This is exactly the problem that AI automation promises to solve. The idea is to have a smarter, faster way to handle incident response so your team can focus on fixing things. Atlassian has its own take on this with Atlassian Intelligence, which is designed to help teams bring some order to the chaos of alert management.

In this guide, we’ll take a practical look at how Atlassian Intelligence handles creating incidents from alerts. We'll walk through what it does, what it does well, and, just as importantly, some of the real-world limitations you’ll likely hit.

How does Atlassian Intelligence create incidents from alerts?

Atlassian Intelligence, which you might also hear called Rovo, is a layer of AI features built into Atlassian’s products, including the widely used Jira Service Management (JSM). When it comes to managing incidents, its main purpose is to analyze the flood of incoming alerts from your monitoring tools, spot patterns, and help you escalate actual problems into formal incidents more easily.

You can think of it as a smart filter for your on-call team. Instead of someone having to manually read through dozens of similar alerts to figure out what’s going on, the AI groups them together. From there, it helps create an incident by suggesting a title, description, and even a priority level based on what it sees in the alert data.

The whole goal is to reduce manual work and create more consistent incidents. By speeding up that initial detection and triage phase, you can hopefully shorten the entire incident lifecycle and bring down your Mean Time to Resolution (MTTR).

Key features for creating incidents from alerts

So, what does this look like in practice? Atlassian’s system for turning alerts into incidents relies on a few core capabilities, from smart grouping to configurable automation rules.

AI-powered grouping and summarization

One of its most immediately useful features is how the AI automatically groups similar alerts. This is a direct answer to the classic problem of "alert fatigue," where engineers get so many notifications that they eventually start tuning them out, including the important ones.

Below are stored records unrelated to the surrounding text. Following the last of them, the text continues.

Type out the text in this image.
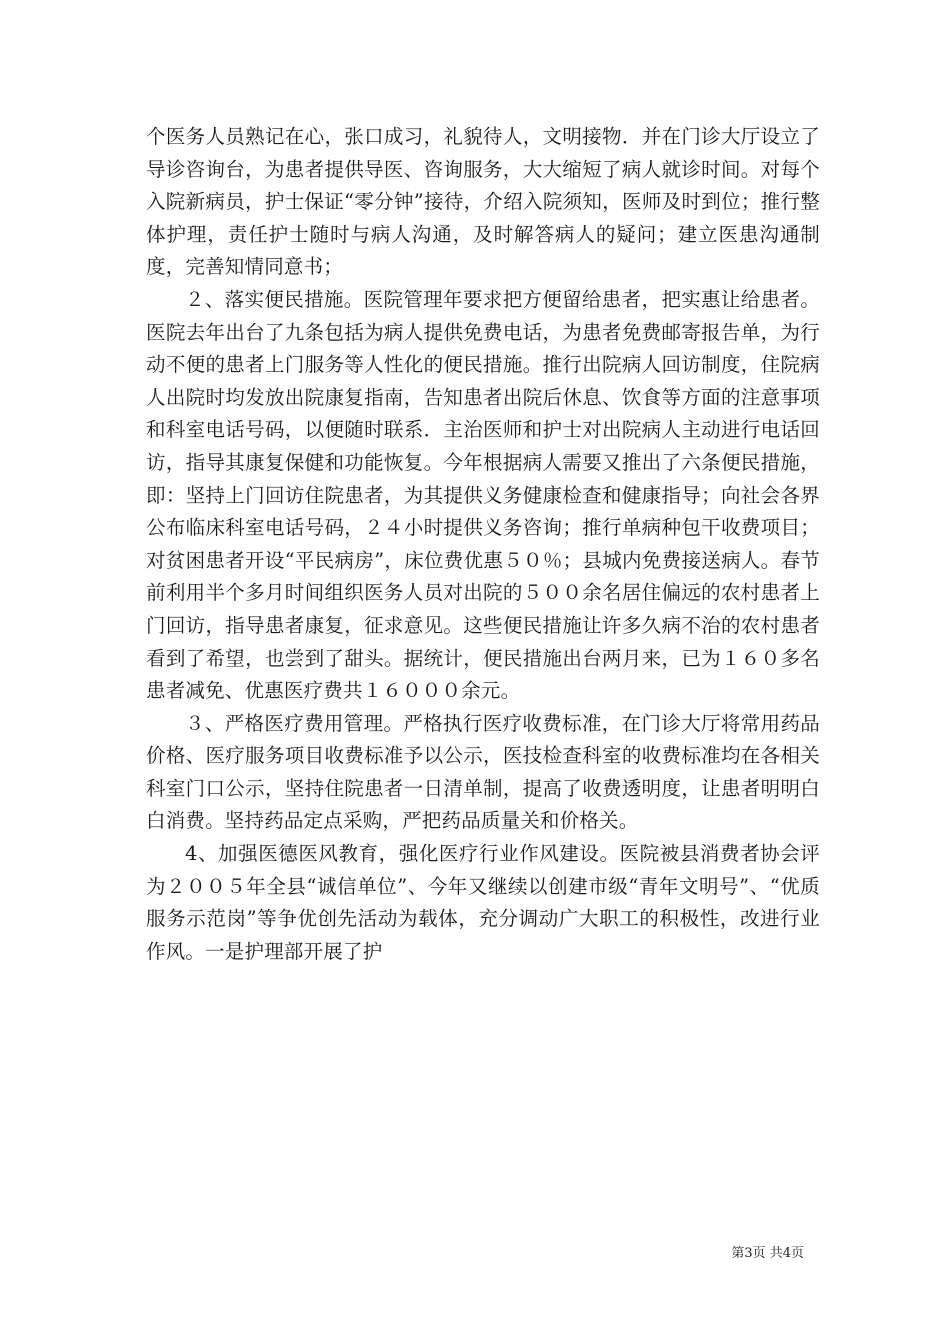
个医务人员熟记在心，张口成习，礼貌待人，文明接物．并在门诊大厅设立了导诊咨询台，为患者提供导医、咨询服务，大大缩短了病人就诊时间。对每个入院新病员，护士保证“零分钟”接待，介绍入院须知，医师及时到位；推行整体护理，责任护士随时与病人沟通，及时解答病人的疑问；建立医患沟通制度，完善知情同意书；

２、落实便民措施。医院管理年要求把方便留给患者，把实惠让给患者。医院去年出台了九条包括为病人提供免费电话，为患者免费邮寄报告单，为行动不便的患者上门服务等人性化的便民措施。推行出院病人回访制度，住院病人出院时均发放出院康复指南，告知患者出院后休息、饮食等方面的注意事项和科室电话号码，以便随时联系．主治医师和护士对出院病人主动进行电话回访，指导其康复保健和功能恢复。今年根据病人需要又推出了六条便民措施，即：坚持上门回访住院患者，为其提供义务健康检查和健康指导；向社会各界公布临床科室电话号码，２４小时提供义务咨询；推行单病种包干收费项目；对贫困患者开设“平民病房”，床位费优惠５０％；县城内免费接送病人。春节前利用半个多月时间组织医务人员对出院的５００余名居住偏远的农村患者上门回访，指导患者康复，征求意见。这些便民措施让许多久病不治的农村患者看到了希望，也尝到了甜头。据统计，便民措施出台两月来，已为１６０多名患者减免、优惠医疗费共１６０００余元。

３、严格医疗费用管理。严格执行医疗收费标准，在门诊大厅将常用药品价格、医疗服务项目收费标准予以公示，医技检查科室的收费标准均在各相关科室门口公示，坚持住院患者一日清单制，提高了收费透明度，让患者明明白白消费。坚持药品定点采购，严把药品质量关和价格关。

4、加强医德医风教育，强化医疗行业作风建设。医院被县消费者协会评为２００５年全县“诚信单位”、今年又继续以创建市级“青年文明号”、“优质服务示范岗”等争优创先活动为载体，充分调动广大职工的积极性，改进行业作风。一是护理部开展了护

第3页 共4页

The AI scans for similarities in alert titles, descriptions, and other data. For instance, if your database is having a bad day and sends out five slightly different "high latency" alerts from various nodes, the AI is smart enough to see they're all related to the same event. It bundles them into a single group and then gives you a quick summary so your team can understand the situation at a glance without reading every single line. It’s a pretty effective way to cut through the noise.

Semi-automated incident creation

For the most part, creating an incident with Atlassian Intelligence isn't a fully hands-off process. It’s designed to have a person involved. An on-call engineer will see an alert (or a group of them) that seems serious and will kick things off by clicking "Create Incident."

This is where the AI acts as a helpful assistant. It pre-populates the new incident form with a suggested title, a detailed description, and a priority level, all pulled from the alert's content. The key thing to remember is that it's not fully autonomous. The engineer still needs to review the AI's suggestions, make any tweaks, and then confirm to officially create the incident. It’s more of a copilot that makes the process faster, not a system that runs the show on its own.

Automation rules for hands-off creation

If what you're really after is true, no-touch automation, you'll need to get your hands a little dirty with some extra setup. This is done by configuring either Automation for Jira or Incident Rules, a feature that was originally part of Opsgenie.

These tools run on straightforward "if this, then that" logic. A Jira admin can set up a rule like, "If an alert comes in with 'Priority: Critical' AND the source is our main production database, then automatically create a new incident." When those specific conditions are met, an incident gets created and assigned without anyone having to do anything. This is great for predictable, high-stakes failure scenarios, but it also brings up a key point: this level of automation isn't on by default. It takes some technical skill to build and maintain these rules.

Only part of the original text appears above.